It’s a story that epitomizes the glamorous ruin that Bollywood led to a couple of generations ago. The artist Gopal Kamble, who came to Mumbai in the 1930s from Kolhapur to work as a banner artist, had impressed K. Asif. The film-maker handed over to Kamble the bulk of the publicity work for Mughal-e-Azam, an epic that took nine years to make.
The story goes that Asif bought all the Winsor & Newton paints in Mumbai shops and when these ran out, raided Kolkata, Delhi and Chennai, spending Rs6 lakh in all. Though Mughal-e-Azam was a hit, Asif could not pay his dues to Kamble, who was ruined, lost his health and eventually returned to Kolhapur.
Kitsch effect: (clockwise from top) The booklet for Ram Balram (1980) by Diwakar; a poster for Free Love (1974) by Ramkumar Sharma; and a Kavi Kalidas (1959) poster by Vaman Mistry. Image Credit: ‘The Art of Bollywood’
The Art of Bollywood, which mentions this episode from an artist’s life, is not a book focused on films. It’s about artists who worked on film posters, banners and other publicity material from the time cinema began in India till the 1990s, when digital artwork brought an end to hand-painted imagery.
As Rajesh Devraj, who authored the book with Edo Bouman, says, “My book is about the art—not just poster art but also booklet art, billboard and street hoardings.” Devraj, who has worked in advertising and television and was one of the creators of the fast-talking Quick Gun Murugan character for Channel V, has for long been interested in the art of Bollywood posters. The project began in 2005; it involved sourcing material mainly from the National Film Archive of India (which has a collection of over 7,000 posters), and interviewing the few surviving artists as well as the relatives of others. The result is a 192-page coffee-table book filled with images that reveal the changing publicity presentation of Indian, predominantly Hindi, cinema. The book will be available in Indian book stores later this month.
“I have tried to do an overview. Few people have written about the art; otherwise it becomes about the film, then it ends up being about the classics and the great stars,” says Devraj about the book, which covers over 70 years of artwork. “What you normally get is a mishmash of original images and re-release posters done many years later, with no distinction made between the two. When you put such varied images together, it’s difficult to get an overview of the evolution of poster art.”
The book traverses the early years of cinema—its “Golden Age”, which saw genteel artwork that highlighted the glamour of the stars of the era. It has a section devoted to B-grade film publicity with larger-than-life imagery, fire-spitting monsters, heroes such as Dara Singh often clad only in underpants, complete with the one-line invitation in English such as “Mighty Gorilla!
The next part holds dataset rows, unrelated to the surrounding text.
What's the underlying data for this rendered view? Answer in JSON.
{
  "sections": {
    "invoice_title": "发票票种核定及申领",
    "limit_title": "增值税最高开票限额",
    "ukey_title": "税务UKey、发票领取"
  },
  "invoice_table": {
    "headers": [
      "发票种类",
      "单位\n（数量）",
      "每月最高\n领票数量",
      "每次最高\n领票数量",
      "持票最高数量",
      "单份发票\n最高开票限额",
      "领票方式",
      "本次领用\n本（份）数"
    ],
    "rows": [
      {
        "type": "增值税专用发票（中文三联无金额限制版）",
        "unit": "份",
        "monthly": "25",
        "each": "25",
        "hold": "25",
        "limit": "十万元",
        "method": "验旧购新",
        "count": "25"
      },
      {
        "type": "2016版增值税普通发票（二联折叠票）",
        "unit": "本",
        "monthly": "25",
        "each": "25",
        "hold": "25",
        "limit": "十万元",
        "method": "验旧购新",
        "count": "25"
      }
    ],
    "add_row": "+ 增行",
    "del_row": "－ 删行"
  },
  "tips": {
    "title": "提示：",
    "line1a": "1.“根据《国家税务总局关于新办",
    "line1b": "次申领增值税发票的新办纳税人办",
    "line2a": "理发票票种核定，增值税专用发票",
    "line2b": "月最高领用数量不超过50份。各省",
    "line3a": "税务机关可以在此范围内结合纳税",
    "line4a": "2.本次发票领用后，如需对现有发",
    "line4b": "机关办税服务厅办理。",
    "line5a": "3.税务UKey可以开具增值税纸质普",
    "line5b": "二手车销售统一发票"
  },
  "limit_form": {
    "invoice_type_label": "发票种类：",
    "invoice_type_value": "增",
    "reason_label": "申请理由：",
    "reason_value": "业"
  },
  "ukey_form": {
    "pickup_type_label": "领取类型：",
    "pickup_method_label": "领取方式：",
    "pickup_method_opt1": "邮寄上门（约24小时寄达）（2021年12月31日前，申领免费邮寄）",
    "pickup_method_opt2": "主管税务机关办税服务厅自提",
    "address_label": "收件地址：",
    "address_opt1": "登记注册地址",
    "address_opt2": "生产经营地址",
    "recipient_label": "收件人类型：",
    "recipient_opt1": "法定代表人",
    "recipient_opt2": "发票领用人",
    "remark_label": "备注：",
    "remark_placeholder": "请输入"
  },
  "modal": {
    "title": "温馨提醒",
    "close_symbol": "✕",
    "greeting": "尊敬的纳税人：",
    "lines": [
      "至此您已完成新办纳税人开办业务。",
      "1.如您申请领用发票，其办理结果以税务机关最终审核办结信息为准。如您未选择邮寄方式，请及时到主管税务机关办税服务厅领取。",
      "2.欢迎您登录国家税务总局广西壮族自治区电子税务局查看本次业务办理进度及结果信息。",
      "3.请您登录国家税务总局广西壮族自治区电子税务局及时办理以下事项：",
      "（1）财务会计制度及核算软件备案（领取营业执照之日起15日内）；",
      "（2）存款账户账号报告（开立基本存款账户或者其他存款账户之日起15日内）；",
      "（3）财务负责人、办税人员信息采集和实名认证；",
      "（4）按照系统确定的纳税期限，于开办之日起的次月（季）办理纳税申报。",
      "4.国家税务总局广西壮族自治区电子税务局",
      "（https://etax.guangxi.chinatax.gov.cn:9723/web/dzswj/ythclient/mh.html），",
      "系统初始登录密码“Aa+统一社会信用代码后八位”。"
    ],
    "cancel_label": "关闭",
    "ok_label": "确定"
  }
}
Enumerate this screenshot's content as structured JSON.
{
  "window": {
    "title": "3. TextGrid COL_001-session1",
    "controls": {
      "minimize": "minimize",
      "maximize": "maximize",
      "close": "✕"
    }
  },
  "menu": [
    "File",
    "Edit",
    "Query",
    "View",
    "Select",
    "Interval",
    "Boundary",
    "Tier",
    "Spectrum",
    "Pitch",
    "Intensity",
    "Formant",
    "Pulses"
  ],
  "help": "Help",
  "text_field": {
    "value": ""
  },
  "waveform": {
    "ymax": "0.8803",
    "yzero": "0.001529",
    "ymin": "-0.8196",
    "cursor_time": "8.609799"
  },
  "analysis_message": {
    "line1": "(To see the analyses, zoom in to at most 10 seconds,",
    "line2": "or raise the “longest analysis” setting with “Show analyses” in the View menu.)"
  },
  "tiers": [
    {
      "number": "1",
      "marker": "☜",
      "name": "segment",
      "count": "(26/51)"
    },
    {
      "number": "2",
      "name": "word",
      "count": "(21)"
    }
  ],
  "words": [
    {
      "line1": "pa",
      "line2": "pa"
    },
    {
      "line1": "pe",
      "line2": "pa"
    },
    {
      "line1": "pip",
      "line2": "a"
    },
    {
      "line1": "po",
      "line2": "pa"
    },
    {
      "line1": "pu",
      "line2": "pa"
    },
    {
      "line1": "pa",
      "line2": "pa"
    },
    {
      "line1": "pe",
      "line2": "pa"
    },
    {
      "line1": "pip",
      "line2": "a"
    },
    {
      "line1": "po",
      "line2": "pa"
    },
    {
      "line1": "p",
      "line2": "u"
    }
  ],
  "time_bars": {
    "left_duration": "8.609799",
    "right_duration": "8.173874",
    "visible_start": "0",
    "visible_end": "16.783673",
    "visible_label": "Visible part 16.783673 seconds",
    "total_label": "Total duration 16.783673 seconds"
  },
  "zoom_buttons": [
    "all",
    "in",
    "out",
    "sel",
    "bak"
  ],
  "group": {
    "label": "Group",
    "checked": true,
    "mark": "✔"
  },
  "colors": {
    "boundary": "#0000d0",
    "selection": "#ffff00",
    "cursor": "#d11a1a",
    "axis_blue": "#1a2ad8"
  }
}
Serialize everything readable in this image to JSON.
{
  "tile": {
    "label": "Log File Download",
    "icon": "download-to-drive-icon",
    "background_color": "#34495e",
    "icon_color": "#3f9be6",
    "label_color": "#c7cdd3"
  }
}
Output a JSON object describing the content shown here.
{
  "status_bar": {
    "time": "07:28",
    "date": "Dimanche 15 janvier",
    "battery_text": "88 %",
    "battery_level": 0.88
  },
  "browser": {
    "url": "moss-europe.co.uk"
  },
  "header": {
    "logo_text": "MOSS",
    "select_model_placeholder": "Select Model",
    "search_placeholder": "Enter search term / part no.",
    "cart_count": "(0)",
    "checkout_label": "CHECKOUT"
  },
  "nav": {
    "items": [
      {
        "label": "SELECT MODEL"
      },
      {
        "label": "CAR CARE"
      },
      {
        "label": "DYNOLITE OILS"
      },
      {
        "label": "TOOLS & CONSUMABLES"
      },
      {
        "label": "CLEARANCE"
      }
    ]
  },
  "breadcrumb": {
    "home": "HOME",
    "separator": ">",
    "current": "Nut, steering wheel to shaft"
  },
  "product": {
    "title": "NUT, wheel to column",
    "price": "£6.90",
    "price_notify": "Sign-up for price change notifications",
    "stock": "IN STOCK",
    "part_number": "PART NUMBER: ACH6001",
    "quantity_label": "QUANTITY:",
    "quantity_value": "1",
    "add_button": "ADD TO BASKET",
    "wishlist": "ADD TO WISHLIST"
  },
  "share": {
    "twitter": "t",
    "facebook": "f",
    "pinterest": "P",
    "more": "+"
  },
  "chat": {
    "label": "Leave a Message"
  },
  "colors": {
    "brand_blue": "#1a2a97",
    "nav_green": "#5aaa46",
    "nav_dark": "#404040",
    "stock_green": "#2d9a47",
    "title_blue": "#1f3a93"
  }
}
Whose sight makes even Cannibals, shiver and shudder!”
It’s also Devraj’s favourite section—films such as Professor X, Rocket Girl, Tin-Tin-Tin and Spy in Rome, among others, shown in pictures that were “outrageous, hugely entertaining and impossible in the way they gleefully mash up cultures”. Hand-painted posters disappeared in the 1980s with the introduction of photographic displays, and banner painters lost out in the 1990s owing to printed vinyl displays. The art barely survives today, with sparse practitioners in Mumbai and in some smaller towns where these posters are still pasted on lamp posts. Initiatives to archive and preserve film posters have been few, one of them being undertaken by Osian’s in the early 2000s.
Devraj feels there is a great deal of history—cinema and popular culture—still to be written. He says the death of this decentralized “democratic image making” also means film posters are no longer subject to the interpretation of the artist, who would use his eccentricity and sensibility—so posters of the same film would look different depending on where they were made.